9. Deze grieven falen, om de volgende redenen.
9.1.
Als gezegd, gaat het hier niet om de vraag of VLM op grond van art. 22 lid 1 en 2 WOR gehouden is de meeruren te vergoeden, nu dit exclusief in een procedure ex art. 36 WOR, tussen de ondernemingsraad en VLM, dient te worden beoordeeld. Het gaat hier om de vraag of ABAB er op mocht vertrouwen dat de opdracht van de ondernemingsraad tot het maken van de meeruren bevoegd – dat wil zeggen: namens VLM - was gegeven. Dat laatste is niet het geval gezien de expliciete weigering in reactie op de kostenmelding van 29 november 2012 (zie r.o. 1.6).
9.2.
Het hof ziet in de redelijkheid en billijkheid geen zelfstandige grond om VLM te veroordelen een vergoeding te betalen voor de meeruren
Buitengerechtelijke incassokosten en rente
10. De grieven VII en VIII richten zich tegen de afwijzing van de over de hoofdsom gevorderde buitengerechtelijke incassokosten en rente. Deze grieven falen nu de hoofdsom niet (alsnog) toewijsbaar is.
Slotsom
11. Het hof gaat voorbij aan het bewijsaanbod van ABAB in de eerste aanleg nu dit niet voldoet aan de daaraan in hoger beroep te stellen eisen, althans er geen feiten zijn gesteld die, indien deze worden bewezen, tot een ander oordeel leiden.

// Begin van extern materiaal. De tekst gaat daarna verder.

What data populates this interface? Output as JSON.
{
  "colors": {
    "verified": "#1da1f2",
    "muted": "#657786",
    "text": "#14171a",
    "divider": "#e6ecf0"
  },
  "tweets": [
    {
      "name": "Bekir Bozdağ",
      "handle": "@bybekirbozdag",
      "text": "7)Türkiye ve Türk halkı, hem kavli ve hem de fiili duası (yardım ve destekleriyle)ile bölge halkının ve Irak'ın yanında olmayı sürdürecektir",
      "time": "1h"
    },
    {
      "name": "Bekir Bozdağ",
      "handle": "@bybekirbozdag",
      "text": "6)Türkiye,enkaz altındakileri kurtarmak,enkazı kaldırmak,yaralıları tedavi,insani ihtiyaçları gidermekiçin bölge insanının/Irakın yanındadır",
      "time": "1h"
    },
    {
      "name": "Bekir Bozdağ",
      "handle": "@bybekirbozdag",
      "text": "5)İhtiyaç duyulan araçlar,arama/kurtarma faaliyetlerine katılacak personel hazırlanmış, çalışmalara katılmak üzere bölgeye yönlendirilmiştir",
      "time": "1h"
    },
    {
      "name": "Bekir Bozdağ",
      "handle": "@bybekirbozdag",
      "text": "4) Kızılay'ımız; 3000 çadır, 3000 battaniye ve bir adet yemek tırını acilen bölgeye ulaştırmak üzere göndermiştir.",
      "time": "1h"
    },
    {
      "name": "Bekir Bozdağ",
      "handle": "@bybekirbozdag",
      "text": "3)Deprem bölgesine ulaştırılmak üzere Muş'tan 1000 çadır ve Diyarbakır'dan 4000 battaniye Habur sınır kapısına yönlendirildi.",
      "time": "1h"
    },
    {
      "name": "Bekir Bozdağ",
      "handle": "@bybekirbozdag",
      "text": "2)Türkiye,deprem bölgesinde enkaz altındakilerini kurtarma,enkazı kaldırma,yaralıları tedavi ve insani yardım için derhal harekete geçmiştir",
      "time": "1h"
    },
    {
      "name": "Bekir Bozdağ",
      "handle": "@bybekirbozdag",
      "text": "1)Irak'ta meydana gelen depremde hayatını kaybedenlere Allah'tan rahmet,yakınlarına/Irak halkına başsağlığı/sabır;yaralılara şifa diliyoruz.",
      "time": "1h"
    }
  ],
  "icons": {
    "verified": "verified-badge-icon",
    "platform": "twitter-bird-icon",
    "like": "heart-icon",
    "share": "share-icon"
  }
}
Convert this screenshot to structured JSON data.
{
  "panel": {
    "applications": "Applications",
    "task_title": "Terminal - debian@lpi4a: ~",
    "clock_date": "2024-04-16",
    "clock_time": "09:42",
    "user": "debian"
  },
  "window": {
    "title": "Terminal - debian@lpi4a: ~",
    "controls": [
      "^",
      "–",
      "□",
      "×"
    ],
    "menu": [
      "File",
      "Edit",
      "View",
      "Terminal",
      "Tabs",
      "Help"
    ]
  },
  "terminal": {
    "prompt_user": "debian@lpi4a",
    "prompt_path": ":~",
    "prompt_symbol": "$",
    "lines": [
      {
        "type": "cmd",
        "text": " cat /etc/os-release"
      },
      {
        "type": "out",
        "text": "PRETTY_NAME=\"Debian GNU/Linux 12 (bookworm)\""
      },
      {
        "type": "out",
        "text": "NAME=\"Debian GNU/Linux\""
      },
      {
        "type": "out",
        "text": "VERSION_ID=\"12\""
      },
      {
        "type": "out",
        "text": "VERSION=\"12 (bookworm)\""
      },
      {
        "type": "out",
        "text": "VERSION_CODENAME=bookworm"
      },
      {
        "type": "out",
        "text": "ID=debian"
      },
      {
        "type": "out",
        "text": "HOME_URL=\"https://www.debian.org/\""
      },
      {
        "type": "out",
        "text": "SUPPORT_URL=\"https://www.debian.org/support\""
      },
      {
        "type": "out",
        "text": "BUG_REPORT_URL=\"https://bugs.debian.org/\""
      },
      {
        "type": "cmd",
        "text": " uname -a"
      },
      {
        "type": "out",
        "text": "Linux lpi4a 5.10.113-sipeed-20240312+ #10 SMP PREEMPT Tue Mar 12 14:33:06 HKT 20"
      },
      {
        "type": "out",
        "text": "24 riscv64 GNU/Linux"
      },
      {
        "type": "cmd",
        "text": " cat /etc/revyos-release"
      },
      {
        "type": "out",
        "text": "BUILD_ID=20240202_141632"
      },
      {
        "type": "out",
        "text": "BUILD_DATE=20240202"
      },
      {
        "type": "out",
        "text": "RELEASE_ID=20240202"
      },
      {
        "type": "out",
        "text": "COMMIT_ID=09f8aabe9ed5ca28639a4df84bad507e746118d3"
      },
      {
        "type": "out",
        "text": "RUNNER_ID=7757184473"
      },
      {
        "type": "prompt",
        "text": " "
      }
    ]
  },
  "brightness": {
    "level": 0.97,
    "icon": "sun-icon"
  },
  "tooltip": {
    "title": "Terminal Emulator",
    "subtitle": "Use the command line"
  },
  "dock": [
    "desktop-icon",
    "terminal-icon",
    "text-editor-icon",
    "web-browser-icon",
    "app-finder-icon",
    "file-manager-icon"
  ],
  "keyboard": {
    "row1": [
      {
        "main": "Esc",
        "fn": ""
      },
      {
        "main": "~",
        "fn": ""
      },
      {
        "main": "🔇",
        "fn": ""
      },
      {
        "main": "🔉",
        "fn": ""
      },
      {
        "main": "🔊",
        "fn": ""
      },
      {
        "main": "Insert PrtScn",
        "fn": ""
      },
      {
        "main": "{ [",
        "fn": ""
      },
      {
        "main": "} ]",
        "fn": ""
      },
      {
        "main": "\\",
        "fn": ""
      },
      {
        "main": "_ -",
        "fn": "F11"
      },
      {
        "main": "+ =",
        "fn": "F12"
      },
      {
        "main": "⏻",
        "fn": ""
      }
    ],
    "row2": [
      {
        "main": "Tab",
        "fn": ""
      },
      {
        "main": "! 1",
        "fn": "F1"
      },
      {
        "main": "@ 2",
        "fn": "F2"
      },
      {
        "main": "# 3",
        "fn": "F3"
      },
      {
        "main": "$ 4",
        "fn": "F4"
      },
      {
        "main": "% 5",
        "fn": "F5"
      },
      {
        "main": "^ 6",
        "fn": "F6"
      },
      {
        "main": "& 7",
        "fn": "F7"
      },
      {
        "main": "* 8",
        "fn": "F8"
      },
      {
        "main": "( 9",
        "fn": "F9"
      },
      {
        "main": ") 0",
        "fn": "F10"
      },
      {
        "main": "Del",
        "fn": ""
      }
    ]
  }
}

11. Uit het voorgaande volgt dat het bestreden vonnis zal worden bekrachtigd. ABAB zal als de in het ongelijk gestelde partij in de proceskosten worden veroordeeld. Bij deze stand van zaken faalt grief IX die zich tegen de proceskostenveroordeling in de eerste aanleg richt. De proceskostenveroordeling zal uitvoerbaar bij voorraad worden verklaard zoals gevorderd.

Beslissing

Het hof:
  • bekrachtigt het tussen partijen gewezen vonnis van de rechtbank Rotterdam, team kanton, locatie Rotterdam van 14 februari 2014;
  • veroordeelt ABAB in de kosten van het geding in hoger beroep, aan de zijde van VLM tot op heden begroot op € 1.920,-- aan griffierecht en € 1.788,-- aan salaris advocaat;
  • verklaart dit arrest ten aanzien van de kostenveroordeling uitvoerbaar bij voorraad.
Dit arrest is gewezen door mrs. R.S. van Coevorden, V. Disselkoen en L.G. Verburg en is uitgesproken ter openbare terechtzitting van 3 februari 2015 in aanwezigheid van de griffier.